Why arcing occurs while operating isolators even the circuit breaker is open?

A common phenomenon observed during the operation of high voltage transmission devices is the occurrence of small arcs, mainly while operating devices like isolators. Here we briefly discuss why it occurs even when the circuit breaker is open.

The Phenomenon of Arcing

Arcing is a phenomenon that occurs when electricity, in attempting to bridge the gap between two conductive materials (in this case, the contacts of the isolator or circuit breaker), ionizes the air or gas in the gap and forms a conductive plasma, known as an electric arc.
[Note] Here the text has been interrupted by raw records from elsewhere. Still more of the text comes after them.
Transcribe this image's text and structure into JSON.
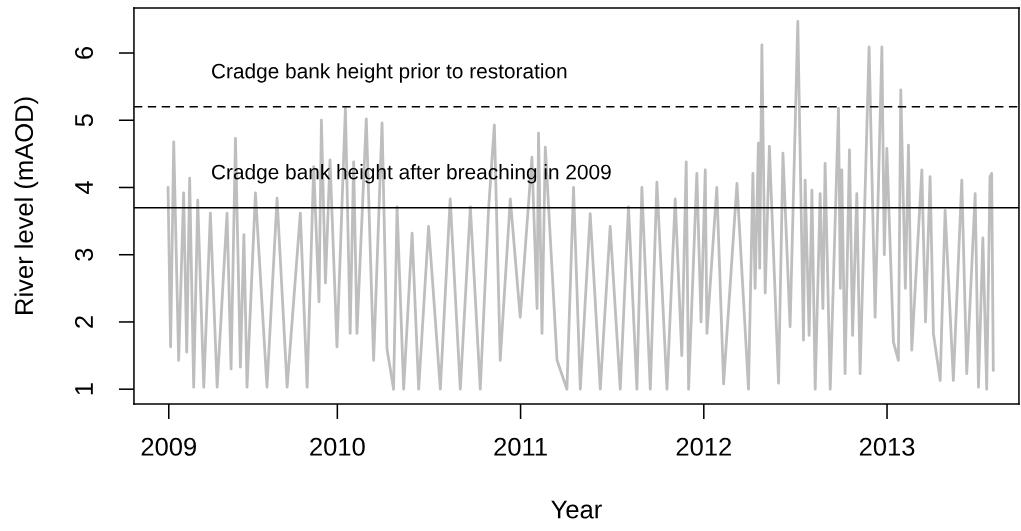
{
  "chart_data": {
    "type": "line",
    "xlabel": "Year",
    "ylabel": "River level (mAOD)",
    "xlim": [
      2008.89,
      2013.72
    ],
    "ylim": [
      0.78,
      6.67
    ],
    "xticks": [
      {
        "value": 2009.08,
        "label": "2009"
      },
      2010,
      2011,
      2012,
      2013
    ],
    "yticks": [
      1,
      2,
      3,
      4,
      5,
      6
    ],
    "series": [
      {
        "color": "#bebebe",
        "x": [
          2009.076,
          2009.09,
          2009.107,
          2009.134,
          2009.161,
          2009.178,
          2009.194,
          2009.216,
          2009.238,
          2009.271,
          2009.307,
          2009.344,
          2009.398,
          2009.42,
          2009.444,
          2009.471,
          2009.49,
          2009.507,
          2009.553,
          2009.616,
          2009.671,
          2009.726,
          2009.798,
          2009.835,
          2009.871,
          2009.9,
          2009.913,
          2009.935,
          2009.96,
          2009.998,
          2010.044,
          2010.07,
          2010.089,
          2010.107,
          2010.158,
          2010.198,
          2010.244,
          2010.271,
          2010.307,
          2010.326,
          2010.362,
          2010.408,
          2010.444,
          2010.498,
          2010.562,
          2010.616,
          2010.671,
          2010.726,
          2010.78,
          2010.825,
          2010.857,
          2010.889,
          2010.944,
          2010.998,
          2011.062,
          2011.09,
          2011.098,
          2011.117,
          2011.135,
          2011.199,
          2011.253,
          2011.289,
          2011.326,
          2011.38,
          2011.435,
          2011.489,
          2011.544,
          2011.589,
          2011.635,
          2011.662,
          2011.708,
          2011.744,
          2011.799,
          2011.844,
          2011.88,
          2011.904,
          2011.917,
          2011.962,
          2011.985,
          2012.008,
          2012.017,
          2012.071,
          2012.108,
          2012.181,
          2012.244,
          2012.268,
          2012.28,
          2012.298,
          2012.305,
          2012.317,
          2012.335,
          2012.358,
          2012.408,
          2012.432,
          2012.471,
          2012.513,
          2012.544,
          2012.553,
          2012.575,
          2012.59,
          2012.608,
          2012.635,
          2012.65,
          2012.662,
          2012.69,
          2012.735,
          2012.745,
          2012.753,
          2012.771,
          2012.795,
          2012.812,
          2012.835,
          2012.853,
          2012.902,
          2012.935,
          2012.972,
          2012.985,
          2012.999,
          2013.035,
          2013.062,
          2013.075,
          2013.1,
          2013.117,
          2013.135,
          2013.19,
          2013.21,
          2013.235,
          2013.253,
          2013.29,
          2013.317,
          2013.362,
          2013.408,
          2013.435,
          2013.481,
          2013.499,
          2013.523,
          2013.544,
          2013.562,
          2013.571,
          2013.58
        ],
        "values": [
          4.0,
          1.63,
          4.68,
          1.43,
          3.92,
          1.55,
          4.14,
          1.03,
          3.81,
          1.03,
          3.62,
          1.03,
          3.62,
          1.3,
          4.73,
          1.33,
          3.3,
          1.03,
          3.92,
          1.03,
          3.84,
          1.03,
          3.62,
          1.03,
          4.31,
          2.3,
          5.0,
          2.58,
          4.41,
          1.63,
          5.18,
          1.83,
          4.38,
          1.83,
          5.02,
          1.43,
          4.96,
          1.6,
          1.0,
          3.71,
          1.0,
          3.32,
          1.0,
          3.42,
          1.0,
          3.83,
          1.0,
          3.71,
          1.0,
          3.66,
          4.93,
          1.43,
          3.83,
          2.07,
          4.45,
          2.2,
          4.81,
          1.83,
          4.6,
          1.43,
          1.0,
          4.0,
          1.0,
          3.61,
          1.0,
          3.42,
          1.0,
          3.71,
          1.0,
          4.0,
          1.0,
          4.08,
          1.0,
          3.83,
          1.5,
          4.38,
          1.0,
          4.21,
          2.0,
          4.26,
          1.83,
          4.0,
          1.08,
          4.06,
          1.0,
          4.21,
          2.5,
          4.66,
          2.8,
          6.12,
          2.43,
          4.61,
          1.09,
          4.51,
          1.93,
          6.47,
          1.73,
          4.11,
          1.8,
          3.96,
          1.0,
          3.91,
          2.2,
          4.36,
          1.0,
          5.18,
          2.5,
          4.26,
          1.23,
          4.56,
          1.8,
          3.91,
          1.23,
          6.09,
          2.07,
          6.09,
          3.0,
          4.58,
          1.7,
          1.43,
          5.45,
          2.5,
          4.63,
          1.58,
          4.26,
          2.0,
          4.16,
          1.83,
          1.13,
          3.66,
          1.13,
          4.11,
          1.23,
          3.91,
          1.03,
          3.25,
          1.0,
          4.16,
          4.21,
          1.28
        ]
      }
    ],
    "ref_lines": [
      {
        "axis": "y",
        "value": 5.2,
        "label": "Cradge bank height prior to restoration",
        "line_style": "dashed",
        "color": "#000000"
      },
      {
        "axis": "y",
        "value": 3.7,
        "label": "Cradge bank height after breaching in 2009",
        "line_style": "solid",
        "color": "#000000"
      }
    ]
  }
}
In transmission lines due to their very high voltage values, the air in the gap can become ionized, creating a path of the least resistance for the current to continue flowing, resulting in a small arc.

The role of Isolators and Circuit Breakers

Circuit breakers are designed to protect the electrical circuit from damage caused by excess current from an overload or short circuit. They do this by interrupting the current flow once a fault is detected. They can also be used to manually open and close a circuit.

Isolators, on the other hand, are switchgear devices used to ensure that a circuit is completely de-energized for service or maintenance. They provide a visible point of isolation that assures personnel of a break in the circuit, enhancing safety during maintenance operations. Isolators are operated under no load condition, circuit breakers are used to open the circuit before opening isolator, and isolator is closed before closing the breaker.

Why arcing occurs even when the Circuit Breaker is Open?

The occurrence of arcing while operating isolators, even when the circuit breaker is open, can be attributed to several factors:

1. Residual Current: Even after a circuit breaker has been opened, there may still be residual current in the system due to inductive or capacitive effects. This residual current can cause a small arc across the contacts.
2. Current interruption challenges: Circuit breakers are designed to interrupt current flow, but they can’t do it instantaneously. Especially with inductive loads (like motors), the collapsing magnetic field induces a high voltage that can try to maintain current flow across the gap as an arc.
3. Switching Transients: Rapid changes in current or voltage, known as switching transients, can occur when a circuit breaker or isolator is operated. These transients can cause a momentary arc across the contacts.
4. Ionized path: When the circuit breaker trips, the contacts separate rapidly. However, the air gap between them can become ionized due to the intense heat and leftover current. This ionized air acts like a conductor, allowing current to momentarily “jump” the gap as an arc until it extinguishes.
5. Deteriorated breaker contacts: Over time, arcing during normal operation can wear down the contacts in a circuit breaker. Pitting and erosion can increase the gap distance and make it harder to fully extinguish the arc when the breaker trips under fault conditions.
6. High voltage situations: In high voltage systems, even a small gap can be bridged by an arc due to the stronger electrical field. Circuit breakers for these applications have special arc quenching mechanisms to extinguish the arc more effectively.
7. Short circuit currents: Extremely high currents from a short circuit can overwhelm the arc quenching abilities of a breaker, leading to a sustained arc even after the contacts are open. This highlights the importance of properly sized circuit breakers for the potential fault current in a circuit.

The isolator operations are done quickly so that the arc doesn’t persist for long. Arcing ceases during the opening of isolators when a sufficient air gap forms between the conductors, breaking the conductive path. Conversely, arcing is absent during closing when the isolator contacts fully close, eliminating any air gap between the conductors.